I used to work for the Law Enforcement Relations department in a large cell phone company. All sorts of stuff is recorded and stored for at least seven years. This includes your location even if you are not using your phone (as long as it is turned on and you have a signal).
But they don’t record the content of voice calls without a warrant.
What would the memory requirements for this be?
I think they *want* us to think this is possible.
Remember Rules for Radicals #9- “The threat is usually more terrifying than the thing itself...Imagination and ego can dream up many more consequences than any activist....”
I personally don’t believe they could pull off a technological feat of that nature without some sort of major SNAFU that blows the entire telecom system.
Yep, data like call location and times are just a few bits and is already recorded for billing purposes so that would just be about data retention and access. The logistics of recording every single phone call and storing that would be unbelievably large.
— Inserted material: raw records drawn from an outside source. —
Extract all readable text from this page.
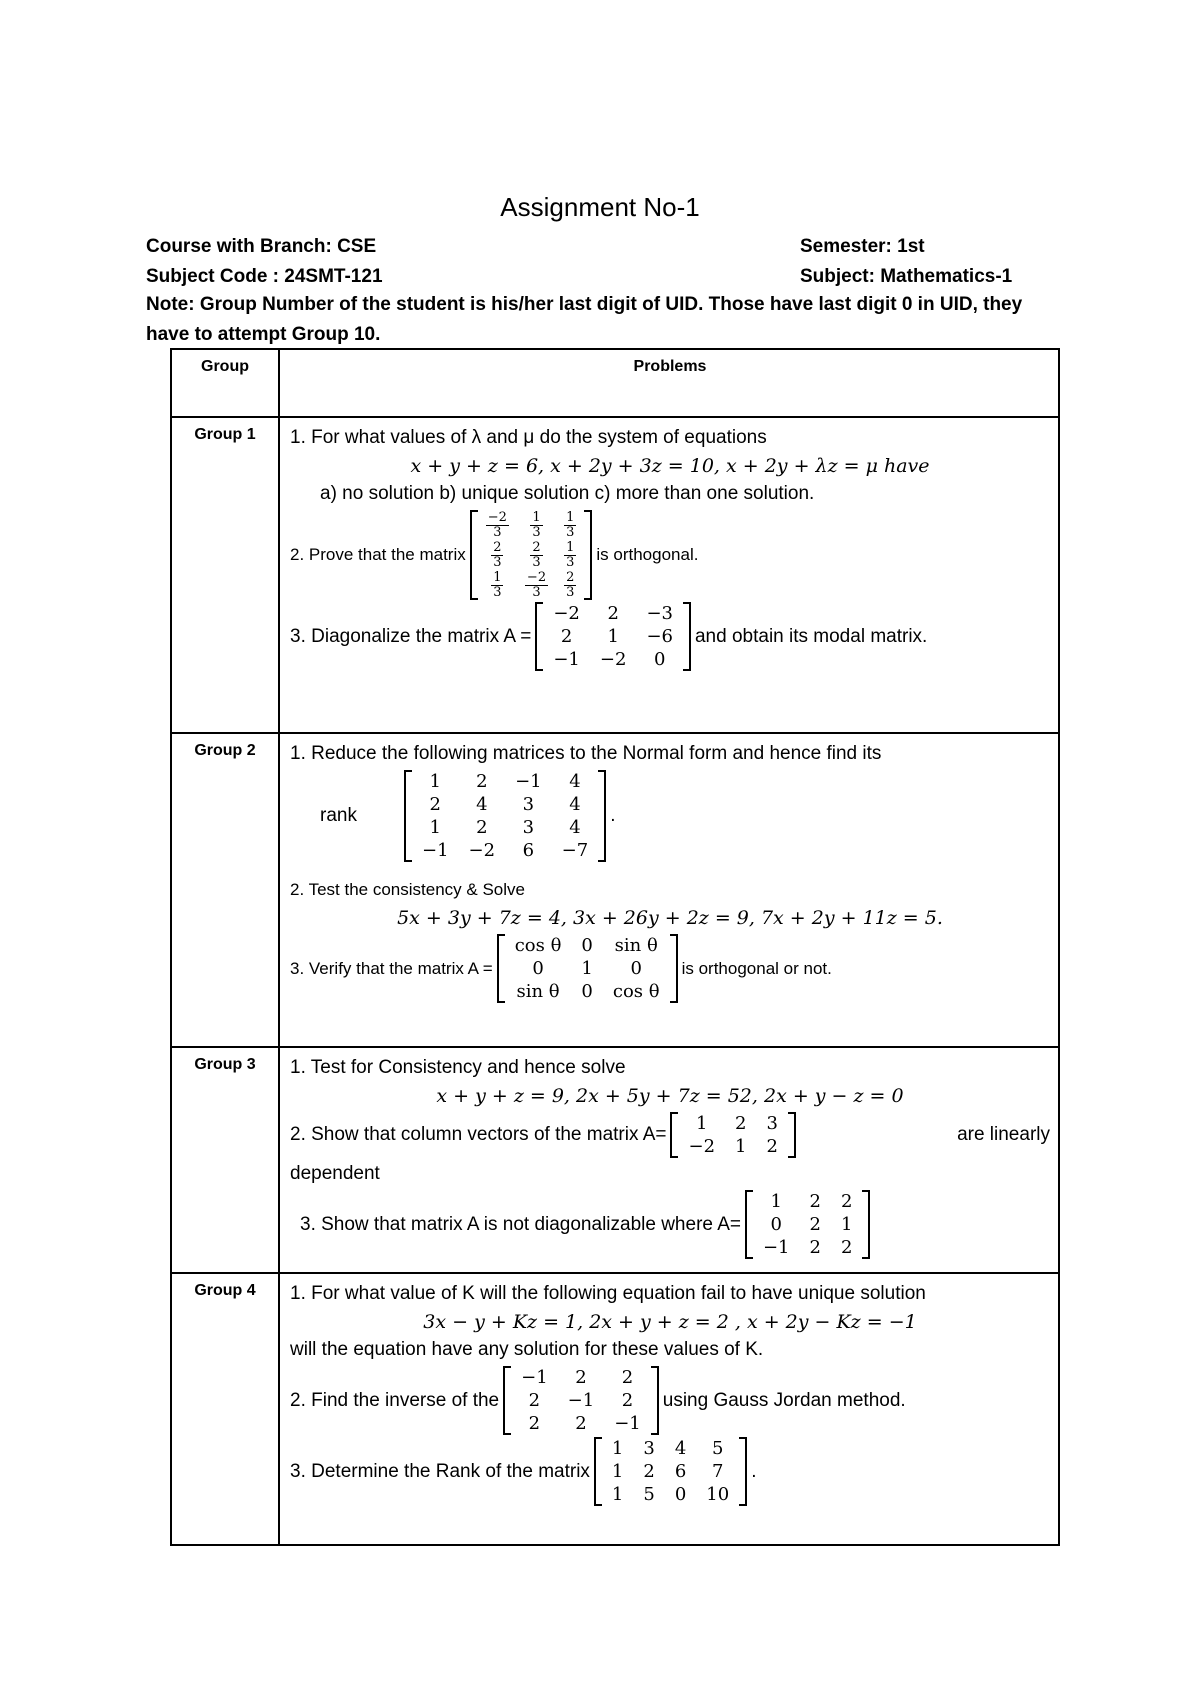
Assignment No-1
Course with Branch: CSE	Semester: 1st
Subject Code : 24SMT-121	Subject: Mathematics-1
Note: Group Number of the student is his/her last digit of UID. Those have last digit 0 in UID, they have to attempt Group 10.
Group	Problems
Group 1	1. For what values of λ and μ do the system of equations
x + y + z = 6, x + 2y + 3z = 10, x + 2y + λz = μ have
a) no solution b) unique solution c) more than one solution.
2. Prove that the matrix
$\frac{-2}{3}$	$\frac{1}{3}$	$\frac{1}{3}$

$\frac{2}{3}$	$\frac{2}{3}$	$\frac{1}{3}$

$\frac{1}{3}$	$\frac{-2}{3}$	$\frac{2}{3}$
is orthogonal.
3. Diagonalize the matrix A =
−2	2	−3
2	1	−6
−1	−2	0
and obtain its modal matrix.

Group 2	1. Reduce the following matrices to the Normal form and hence find its
rank
1	2	−1	4
2	4	3	4
1	2	3	4
−1	−2	6	−7
.
2. Test the consistency & Solve
5x + 3y + 7z = 4, 3x + 26y + 2z = 9, 7x + 2y + 11z = 5.
3. Verify that the matrix A =
cos θ	0	sin θ
0	1	0
sin θ	0	cos θ
is orthogonal or not.

Group 3	1. Test for Consistency and hence solve
x + y + z = 9, 2x + 5y + 7z = 52, 2x + y − z = 0
2. Show that column vectors of the matrix A=
1	2	3
−2	1	2
are linearly
dependent
3. Show that matrix A is not diagonalizable where A=
1	2	2
0	2	1
−1	2	2

Group 4	1. For what value of K will the following equation fail to have unique solution
3x − y + Kz = 1, 2x + y + z = 2 , x + 2y − Kz = −1
will the equation have any solution for these values of K.
2. Find the inverse of the
−1	2	2
2	−1	2
2	2	−1
using Gauss Jordan method.
3. Determine the Rank of the matrix
1	3	4	5
1	2	6	7
1	5	0	10
.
I think I may play a bit with it and figure out how much data storage is required for even a day’s worth of phone calls.
Or pick some agreed upon day when everybody will call a friend at 3:30PM Eastern Time, say the word “bomb” and hang-up...
Phone freedom day?
Text requires very little storage. Just convert the speech to text and assign it to phone numbers and times.
It’s also very easy to catalog and search in that format.
Just saying...
Except for college kids in Ohio. Don’t you worry.
(Thus saith The One.)
What else is new?
The Patriots will have to devise their own communication network to plan the revolution.
True, good point.
The problem is that you just KNOW that eventually it will be possible and even cheap to record all phone conversations. Then what? There is no business reason to record that data, therefore there should be no recording of that data without consent, either via the owner of the phone or a judge via a warrant.
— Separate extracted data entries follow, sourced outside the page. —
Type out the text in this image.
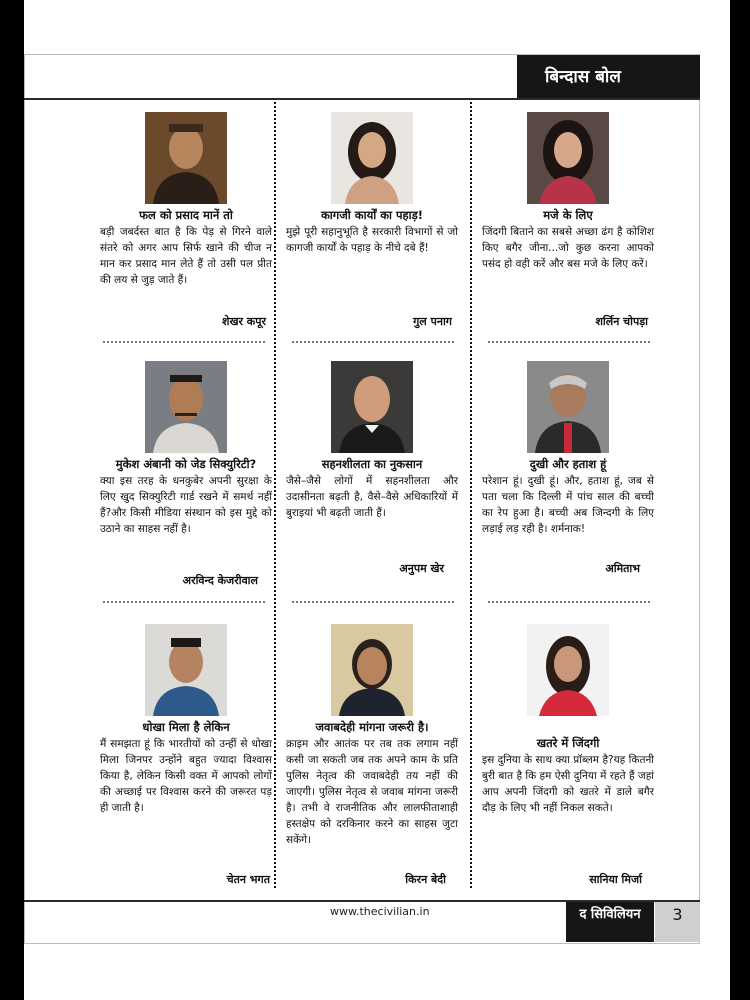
बिन्दास बोल
फल को प्रसाद मानें तो
बड़ी जबर्दस्त बात है कि पेड़ से गिरने वाले संतरे को अगर आप सिर्फ खाने की चीज न मान कर प्रसाद मान लेते हैं तो उसी पल प्रीत की लय से जुड़ जाते हैं।
शेखर कपूर
कागजी कार्यों का पहाड़!
मुझे पूरी सहानुभूति है सरकारी विभागों से जो कागजी कार्यों के पहाड़ के नीचे दबे हैं!
गुल पनाग
मजे के लिए
जिंदगी बिताने का सबसे अच्छा ढंग है कोशिश किए बगैर जीना...जो कुछ करना आपको पसंद हो वही करें और बस मजे के लिए करें।
शर्लिन चोपड़ा
मुकेश अंबानी को जेड सिक्युरिटी?
क्या इस तरह के धनकुबेर अपनी सुरक्षा के लिए खुद सिक्युरिटी गार्ड रखने में समर्थ नहीं हैं?और किसी मीडिया संस्थान को इस मुद्दे को उठाने का साहस नहीं है।
अरविन्द केजरीवाल
सहनशीलता का नुकसान
जैसे–जैसे लोगों में सहनशीलता और उदासीनता बढ़ती है, वैसे–वैसे अधिकारियों में बुराइयां भी बढ़ती जाती हैं।
अनुपम खेर
दुखी और हताश हूं
परेशान हूं। दुखी हूं। और, हताश हूं, जब से पता चला कि दिल्ली में पांच साल की बच्ची का रेप हुआ है। बच्ची अब जिन्दगी के लिए लड़ाई लड़ रही है। शर्मनाक!
अमिताभ
धोखा मिला है लेकिन
मैं समझता हूं कि भारतीयों को उन्हीं से धोखा मिला जिनपर उन्होंने बहुत ज्यादा विश्वास किया है, लेकिन किसी वक्त में आपको लोगों की अच्छाई पर विश्वास करने की जरूरत पड़ ही जाती है।
चेतन भगत
जवाबदेही मांगना जरूरी है।
क्राइम और आतंक पर तब तक लगाम नहीं कसी जा सकती जब तक अपने काम के प्रति पुलिस नेतृत्व की जवाबदेही तय नहीं की जाएगी। पुलिस नेतृत्व से जवाब मांगना जरूरी है। तभी वे राजनीतिक और लालफीताशाही हस्तक्षेप को दरकिनार करने का साहस जुटा सकेंगे।
किरन बेदी
खतरे में जिंदगी
इस दुनिया के साथ क्या प्रॉब्लम है?यह कितनी बुरी बात है कि हम ऐसी दुनिया में रहते हैं जहां आप अपनी जिंदगी को खतरे में डाले बगैर दौड़ के लिए भी नहीं निकल सकते।
सानिया मिर्जा
www.thecivilian.in	द सिविलियन	3
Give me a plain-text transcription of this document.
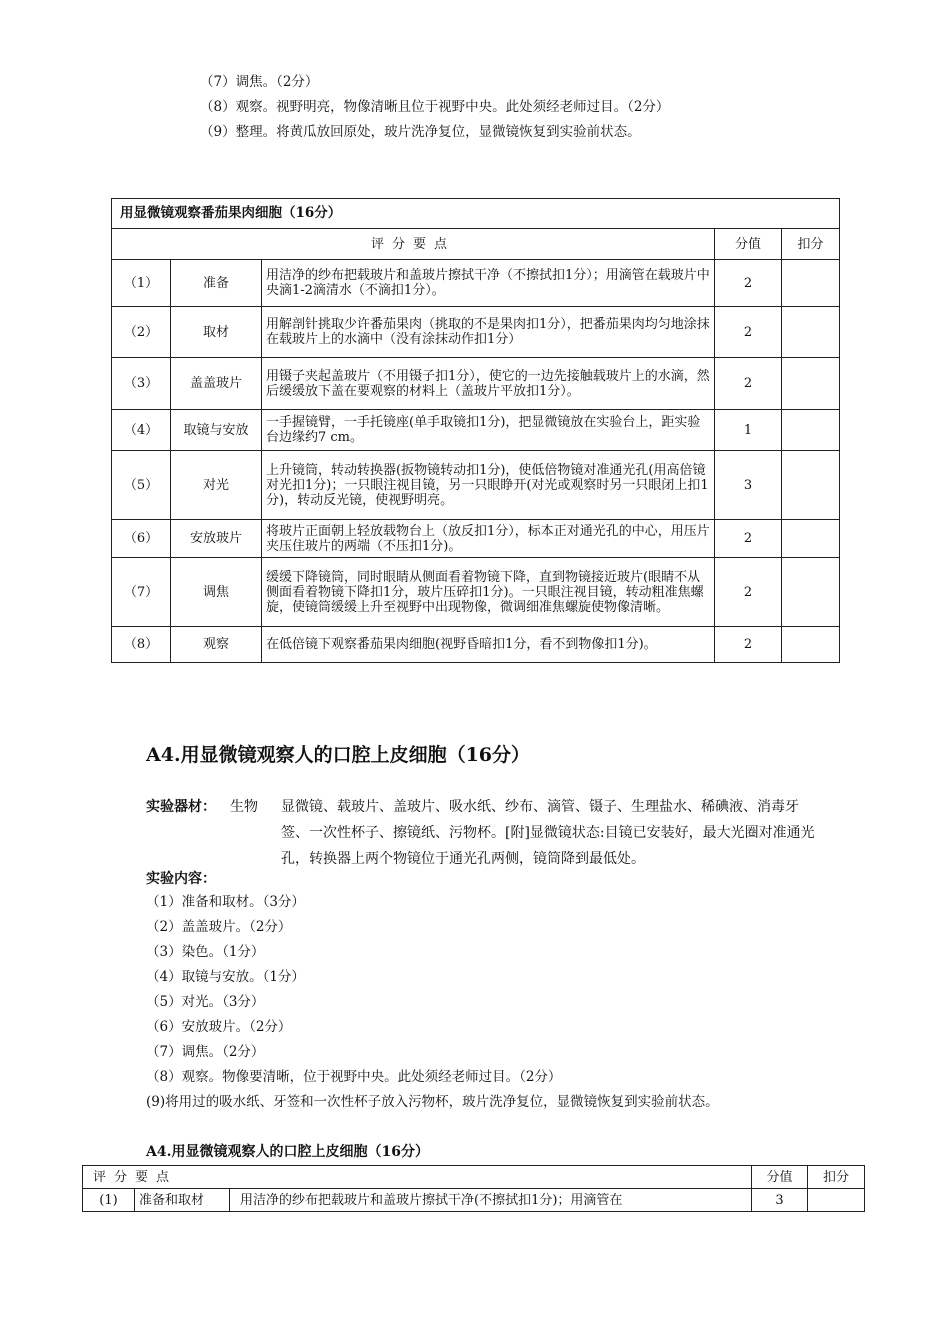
（7）调焦。（2分）
（8）观察。视野明亮，物像清晰且位于视野中央。此处须经老师过目。（2分）
（9）整理。将黄瓜放回原处，玻片洗净复位，显微镜恢复到实验前状态。
用显微镜观察番茄果肉细胞（16分）				
评分要点			分值	扣分
（1）	准备	用洁净的纱布把载玻片和盖玻片擦拭干净（不擦拭扣1分）；用滴管在载玻片中央滴1-2滴清水（不滴扣1分）。	2	
（2）	取材	用解剖针挑取少许番茄果肉（挑取的不是果肉扣1分），把番茄果肉均匀地涂抹在载玻片上的水滴中（没有涂抹动作扣1分）	2	
（3）	盖盖玻片	用镊子夹起盖玻片（不用镊子扣1分），使它的一边先接触载玻片上的水滴，然后缓缓放下盖在要观察的材料上（盖玻片平放扣1分）。	2	
（4）	取镜与安放	一手握镜臂，一手托镜座(单手取镜扣1分)，把显微镜放在实验台上，距实验台边缘约7 cm。	1	
（5）	对光	上升镜筒，转动转换器(扳物镜转动扣1分)，使低倍物镜对准通光孔(用高倍镜对光扣1分)；一只眼注视目镜，另一只眼睁开(对光或观察时另一只眼闭上扣1分)，转动反光镜，使视野明亮。	3	
（6）	安放玻片	将玻片正面朝上轻放载物台上（放反扣1分），标本正对通光孔的中心，用压片夹压住玻片的两端（不压扣1分)。	2	
（7）	调焦	缓缓下降镜筒，同时眼睛从侧面看着物镜下降，直到物镜接近玻片(眼睛不从侧面看着物镜下降扣1分，玻片压碎扣1分)。一只眼注视目镜，转动粗准焦螺旋，使镜筒缓缓上升至视野中出现物像，微调细准焦螺旋使物像清晰。	2	
（8）	观察	在低倍镜下观察番茄果肉细胞(视野昏暗扣1分，看不到物像扣1分)。	2	
A4.用显微镜观察人的口腔上皮细胞（16分）
实验器材： 生物 显微镜、载玻片、盖玻片、吸水纸、纱布、滴管、镊子、生理盐水、稀碘液、消毒牙签、一次性杯子、擦镜纸、污物杯。[附]显微镜状态:目镜已安装好，最大光圈对准通光孔，转换器上两个物镜位于通光孔两侧，镜筒降到最低处。
实验内容：
（1）准备和取材。（3分）
（2）盖盖玻片。（2分）
（3）染色。（1分）
（4）取镜与安放。（1分）
（5）对光。（3分）
（6）安放玻片。（2分）
（7）调焦。（2分）
（8）观察。物像要清晰，位于视野中央。此处须经老师过目。（2分）
(9)将用过的吸水纸、牙签和一次性杯子放入污物杯，玻片洗净复位，显微镜恢复到实验前状态。
A4.用显微镜观察人的口腔上皮细胞（16分）
评分要点			分值	扣分
(1)	准备和取材	用洁净的纱布把载玻片和盖玻片擦拭干净(不擦拭扣1分)；用滴管在	3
Which brings us to my point in post 13. I would think that one could sue the phone company for recording your voice communication as an invasion of privacy.
I need to include “bless his heart” whenever speaking of hussein.
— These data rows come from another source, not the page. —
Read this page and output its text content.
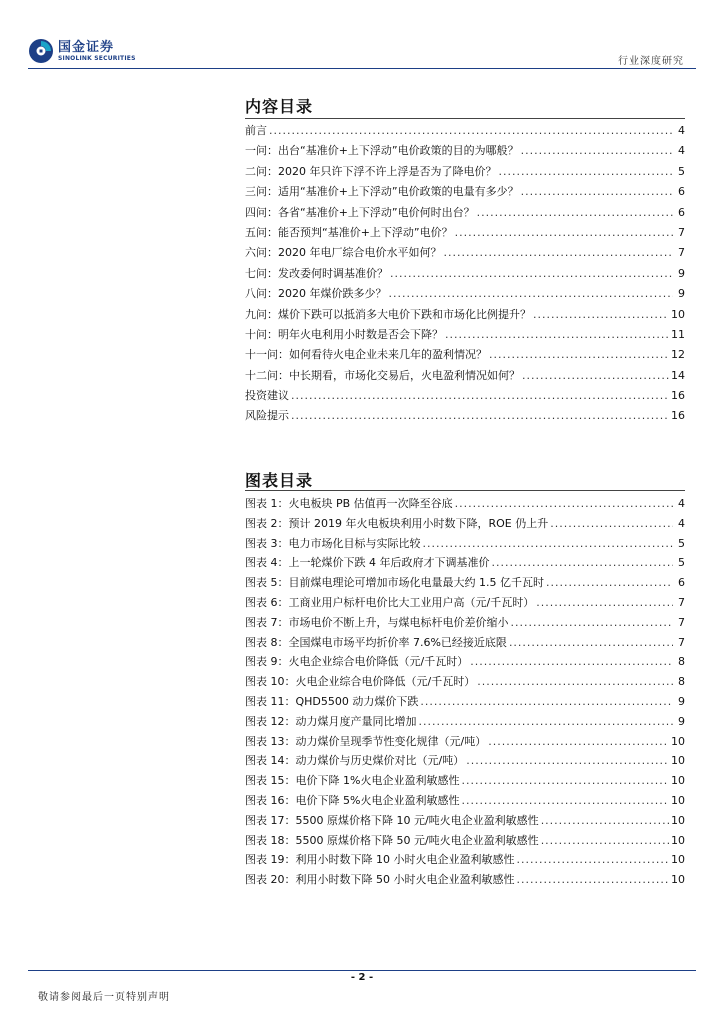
国金证券
SINOLINK SECURITIES	行业深度研究
内容目录
前言 .....	4
一问：出台“基准价+上下浮动”电价政策的目的为哪般？ .....	4
二问：2020 年只许下浮不许上浮是否为了降电价？ .....	5
三问：适用“基准价+上下浮动”电价政策的电量有多少？ .....	6
四问：各省“基准价+上下浮动”电价何时出台？ .....	6
五问：能否预判“基准价+上下浮动”电价？ .....	7
六问：2020 年电厂综合电价水平如何？ .....	7
七问：发改委何时调基准价？ .....	9
八问：2020 年煤价跌多少？ .....	9
九问：煤价下跌可以抵消多大电价下跌和市场化比例提升？ .....	10
十问：明年火电利用小时数是否会下降？ .....	11
十一问：如何看待火电企业未来几年的盈利情况？ .....	12
十二问：中长期看，市场化交易后，火电盈利情况如何？ .....	14
投资建议 .....	16
风险提示 .....	16
图表目录
图表 1：火电板块 PB 估值再一次降至谷底 .....	4
图表 2：预计 2019 年火电板块利用小时数下降，ROE 仍上升 .....	4
图表 3：电力市场化目标与实际比较 .....	5
图表 4：上一轮煤价下跌 4 年后政府才下调基准价 .....	5
图表 5：目前煤电理论可增加市场化电量最大约 1.5 亿千瓦时 .....	6
图表 6：工商业用户标杆电价比大工业用户高（元/千瓦时） .....	7
图表 7：市场电价不断上升，与煤电标杆电价差价缩小 .....	7
图表 8：全国煤电市场平均折价率 7.6%已经接近底限 .....	7
图表 9：火电企业综合电价降低（元/千瓦时） .....	8
图表 10：火电企业综合电价降低（元/千瓦时） .....	8
图表 11：QHD5500 动力煤价下跌 .....	9
图表 12：动力煤月度产量同比增加 .....	9
图表 13：动力煤价呈现季节性变化规律（元/吨） .....	10
图表 14：动力煤价与历史煤价对比（元/吨） .....	10
图表 15：电价下降 1%火电企业盈利敏感性 .....	10
图表 16：电价下降 5%火电企业盈利敏感性 .....	10
图表 17：5500 原煤价格下降 10 元/吨火电企业盈利敏感性 .....	10
图表 18：5500 原煤价格下降 50 元/吨火电企业盈利敏感性 .....	10
图表 19：利用小时数下降 10 小时火电企业盈利敏感性 .....	10
图表 20：利用小时数下降 50 小时火电企业盈利敏感性 .....	10
- 2 -
敬请参阅最后一页特别声明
Front page news if Bush was still Prez, but now we only get relevant info from the foreign press.
I like the idea mentioned above, overwhelm the system with nonsense. Similar to a suggestion regarding 'key words' that get internet messages flagged, everyone post those words over and over to overwhelm the system.
Ecclesiastes 10:20 Furthermore, in your bedchamber do not curse a king, and in your sleeping rooms do not curse a rich man, for a bird of the heavens will carry the sound and the winged creature will make the matter known.
this is a hella’uva’ amt of phone calls- it boggles the mind
I like the idea mentioned above, overwhelm the system with nonsense. Similar to a suggestion regarding ‘key words’ that get internet messages flagged, everyone post those words over and over to overwhelm the system.
Bottom line is that unless there is a business need to record the content of voice calls, it is a violation of privacy to do so. Only a warrant allows it.